Pomodoro!: A History of the Tomato in Italy
"Tomatoes arrived in Italy in the mid-sixteenth century, but three centuries lapsed before they were commonly consumed in southern Italy. Why did it take so long? David Gentilcore's well-researched and well-written Pomodoro! offers delicious insight into how and why the lowly tomato became Italy's favorite "vegetable fruit." A great story and a great read!" ANDREW F. SMITH, author of Eating History: Thirty Turning Points in the Making of American Cuisine
"Frankly, I am amazed that no one has already written this book, It is a fascinating topic, and David Gentilcore does it justice, covering five hundred years in scrutinizing detail. There is probably no food so readily associated with Italy than the tomato, and yet its origin is in the Americas." KEN ALBALA, University of the Pacific, author of Beans: A History
More than just the beloved base ingredient of so many of our favorite dishes, the tomato has generated both profound riches and controversy from its cultivation, processing, exchange, and consumption. It is a crop infused with national pride and passion for those who grow it, and a symbol of Old World nostalgia for those who claim its history and legacy.
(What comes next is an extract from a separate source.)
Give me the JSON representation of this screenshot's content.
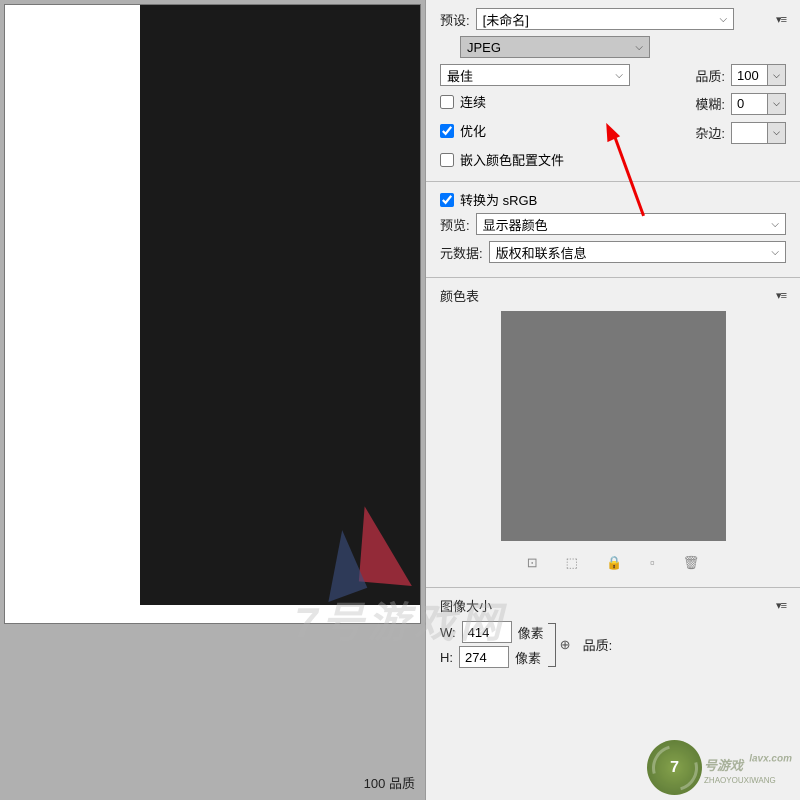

Over time, the tomato has embodied a range of values and meanings. From its domestication in Central America, it has traveled back and forth across the Atlantic, powering a story of aspiration and growth, agriculture and industry, class and identity, and global transition. In this entertaining and organic history, David Gentilcore recounts the surprising rise of the tomato from its New World origin to its Old World significance. From its inauspicious introduction into Renaissance Europe, the tomato came to dominate Italian cuisine and the food industry over the course of three centuries.
Gentilcore explores why elite and peasant cultures took so long to assimilate the tomato into Italian cooking and how it eventually triumphed. He traces the tomato's appearance in medical and agricultural treatises, travel narratives, family recipe books, kitchen accounts, and Italian art, literature, and film.
He focuses on Italy's fascination with the tomato, painting a larger portrait of changing trends and habits that began with botanical practices in the sixteenth century and attitudes toward vegetables in the seventeenth and eighteenth centuries, and concluded with the emergence of factory production in the nineteenth. Gentilcore continues with the transformation of the tomato into a national symbol during the years of Italian immigration and Fascism and examines the planetary success of the "Italian" tomato today, detailing its production, representation, and consumption.